La proposta della Commissione europea di costruire un prestito da 140 miliardi di euro per l’Ucraina sfruttando gli asset russi congelati si è scontrata con un rifiuto della Banca centrale europea. Secondo quanto riferito dal Financial Times, Francoforte ha stabilito che l’idea di far intervenire l’istituto come garante violerebbe il mandato della stessa Bce. Il quotidiano cita anche una valutazione interna della Bce secondo cui l’iniziativa si tradurrebbe in un finanziamento diretto ai governi dell’Unione, scenario proibito dai trattati perché considerato potenzialmente inflazionistico e capace di intaccare la credibilità dell’istituzione. A questo si aggiunge l’avvertimento di Mosca: la portavoce del ministero degli Esteri, Maria Zakharova, ha dichiarato che una mossa dei Paesi Ue sui beni russi congelati provocherebbe una reazione «molto dura e dolorosa», definendo il progetto un «prestito di riparazione» a favore di Kyiv.
Peskov: «Aperti ai negoziati, ma dobbiamo raggiungere i nostri obiettivi»

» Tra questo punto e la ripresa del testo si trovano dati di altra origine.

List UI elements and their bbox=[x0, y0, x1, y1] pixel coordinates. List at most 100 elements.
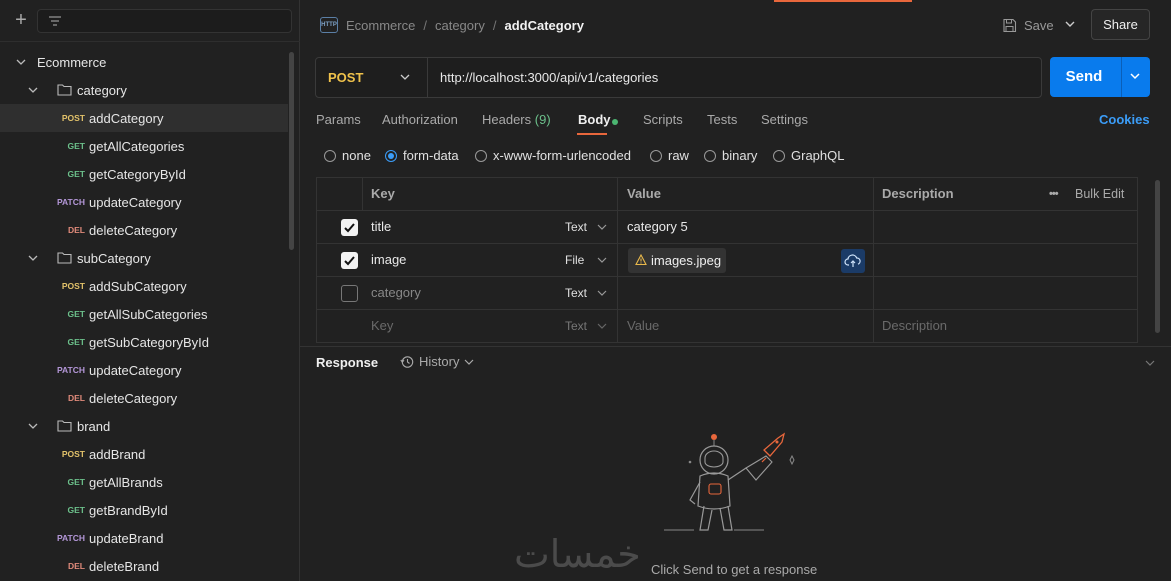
tab-params[interactable]: Params bbox=[316, 112, 361, 127]
folder-brand[interactable]: brand bbox=[0, 412, 288, 440]
radio-label: GraphQL bbox=[791, 148, 845, 163]
row-checkbox[interactable] bbox=[341, 219, 358, 236]
description-placeholder[interactable]: Description bbox=[882, 310, 947, 342]
key-placeholder[interactable]: Key bbox=[371, 310, 393, 342]
radio-graphql[interactable]: GraphQL bbox=[773, 148, 844, 163]
empty-response-message: Click Send to get a response bbox=[651, 562, 818, 577]
request-item[interactable]: PATCH updateCategory bbox=[0, 188, 288, 216]
tab-body[interactable]: Body bbox=[578, 112, 611, 127]
folder-subcategory[interactable]: subCategory bbox=[0, 244, 288, 272]
chevron-down-icon[interactable] bbox=[1060, 16, 1080, 34]
collection-ecommerce[interactable]: Ecommerce bbox=[0, 48, 288, 76]
method-badge: PATCH bbox=[56, 197, 85, 207]
breadcrumb-separator: / bbox=[423, 17, 427, 33]
history-button[interactable]: History bbox=[400, 354, 474, 369]
request-item[interactable]: GET getAllSubCategories bbox=[0, 300, 288, 328]
radio-form-data[interactable]: form-data bbox=[385, 148, 459, 163]
breadcrumb-separator: / bbox=[492, 17, 497, 33]
method-badge: POST bbox=[61, 113, 85, 123]
value-placeholder[interactable]: Value bbox=[627, 310, 659, 342]
watermark-logo: خمسات bbox=[514, 532, 641, 576]
request-item[interactable]: POST addCategory bbox=[0, 104, 288, 132]
bulk-edit-button[interactable]: Bulk Edit bbox=[1047, 178, 1124, 210]
method-badge: GET bbox=[67, 505, 85, 515]
request-item[interactable]: DEL deleteCategory bbox=[0, 216, 288, 244]
filter-input[interactable] bbox=[37, 9, 292, 33]
method-badge: GET bbox=[67, 141, 85, 151]
request-label: updateCategory bbox=[89, 195, 182, 210]
method-badge: GET bbox=[67, 477, 85, 487]
request-item[interactable]: PATCH updateCategory bbox=[0, 356, 288, 384]
folder-label: brand bbox=[77, 419, 111, 434]
type-select[interactable]: Text bbox=[565, 211, 587, 243]
request-label: updateCategory bbox=[89, 363, 182, 378]
url-input[interactable]: http://localhost:3000/api/v1/categories bbox=[440, 70, 658, 85]
request-label: getAllSubCategories bbox=[89, 307, 208, 322]
check-icon bbox=[344, 256, 355, 266]
file-chip[interactable]: images.jpeg bbox=[628, 248, 726, 273]
method-select[interactable]: POST bbox=[316, 58, 428, 97]
request-item[interactable]: GET getAllBrands bbox=[0, 468, 288, 496]
tab-authorization[interactable]: Authorization bbox=[382, 112, 458, 127]
type-select[interactable]: File bbox=[565, 244, 584, 276]
response-title[interactable]: Response bbox=[316, 355, 378, 370]
folder-category[interactable]: category bbox=[0, 76, 288, 104]
page-title[interactable]: addCategory bbox=[504, 18, 583, 33]
breadcrumb-collection[interactable]: Ecommerce bbox=[346, 18, 415, 33]
share-button[interactable]: Share bbox=[1091, 9, 1150, 40]
type-select[interactable]: Text bbox=[565, 310, 587, 342]
add-icon[interactable]: + bbox=[12, 10, 30, 30]
request-label: addCategory bbox=[89, 111, 164, 126]
chevron-down-icon[interactable] bbox=[1145, 359, 1155, 367]
value-field[interactable]: category 5 bbox=[627, 211, 688, 243]
type-select[interactable]: Text bbox=[565, 277, 587, 309]
chevron-down-icon[interactable] bbox=[1129, 71, 1141, 81]
column-header-value: Value bbox=[627, 186, 661, 201]
row-checkbox[interactable] bbox=[341, 252, 358, 269]
radio-raw[interactable]: raw bbox=[650, 148, 689, 163]
chevron-down-icon bbox=[597, 224, 607, 230]
request-item[interactable]: GET getBrandById bbox=[0, 496, 288, 524]
radio-x-www-form-urlencoded[interactable]: x-www-form-urlencoded bbox=[475, 148, 631, 163]
send-button-group: Send bbox=[1050, 57, 1150, 97]
row-checkbox[interactable] bbox=[341, 285, 358, 302]
request-item[interactable]: DEL deleteBrand bbox=[0, 552, 288, 580]
response-header: Response History bbox=[300, 346, 1171, 378]
folder-label: subCategory bbox=[77, 251, 151, 266]
radio-binary[interactable]: binary bbox=[704, 148, 757, 163]
history-label: History bbox=[419, 354, 460, 369]
request-item[interactable]: PATCH updateBrand bbox=[0, 524, 288, 552]
radio-none[interactable]: none bbox=[324, 148, 371, 163]
tab-headers[interactable]: Headers (9) bbox=[482, 112, 551, 127]
key-field[interactable]: title bbox=[371, 211, 391, 243]
chevron-down-icon bbox=[465, 359, 474, 365]
send-button[interactable]: Send bbox=[1050, 57, 1118, 97]
request-label: getAllBrands bbox=[89, 475, 163, 490]
method-badge: PATCH bbox=[56, 365, 85, 375]
request-label: deleteCategory bbox=[89, 391, 178, 406]
key-field[interactable]: image bbox=[371, 244, 406, 276]
request-item[interactable]: POST addBrand bbox=[0, 440, 288, 468]
tab-scripts[interactable]: Scripts bbox=[643, 112, 683, 127]
chevron-down-icon bbox=[16, 59, 26, 65]
request-item[interactable]: GET getSubCategoryById bbox=[0, 328, 288, 356]
request-item[interactable]: DEL deleteCategory bbox=[0, 384, 288, 412]
folder-icon bbox=[57, 252, 72, 264]
upload-cloud-button[interactable] bbox=[841, 249, 865, 273]
sidebar-scrollbar[interactable] bbox=[289, 52, 294, 250]
sidebar-toolbar: + bbox=[0, 0, 300, 42]
request-item[interactable]: POST addSubCategory bbox=[0, 272, 288, 300]
tab-tests[interactable]: Tests bbox=[707, 112, 737, 127]
folder-icon bbox=[57, 420, 72, 432]
request-item[interactable]: GET getAllCategories bbox=[0, 132, 288, 160]
sidebar: + Ecommerce category POST addCategory GE… bbox=[0, 0, 300, 581]
radio-label: x-www-form-urlencoded bbox=[493, 148, 631, 163]
request-item[interactable]: GET getCategoryById bbox=[0, 160, 288, 188]
key-field[interactable]: category bbox=[371, 277, 421, 309]
cookies-link[interactable]: Cookies bbox=[1099, 112, 1150, 127]
astronaut-illustration bbox=[664, 432, 795, 531]
breadcrumb-folder[interactable]: category bbox=[435, 18, 485, 33]
editor-scrollbar[interactable] bbox=[1155, 180, 1160, 333]
warning-icon bbox=[635, 254, 647, 266]
tab-settings[interactable]: Settings bbox=[761, 112, 808, 127]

Intanto dal Cremlino arrivano nuove dichiarazioni sulla prospettiva di un accordo che metta fine al conflitto. In vista dei colloqui a Mosca tra Vladimir Putin e l’inviato statunitense Steve Witkoff, il portavoce Dmitry Peskov ha affermato che la Russia «apprezza molto gli sforzi di pace del presidente Trump e della sua amministrazione e vogliamo risolvere i nostri problemi di sicurezza per molte generazioni a venire». Alla Tass ha quindi ribadito che «la Russia rimane aperta ai negoziati di pace. Ma attraverso i negoziati di pace dobbiamo raggiungere i nostri obiettivi e dobbiamo eliminare le cause dell’operazione militare che abbiamo iniziato».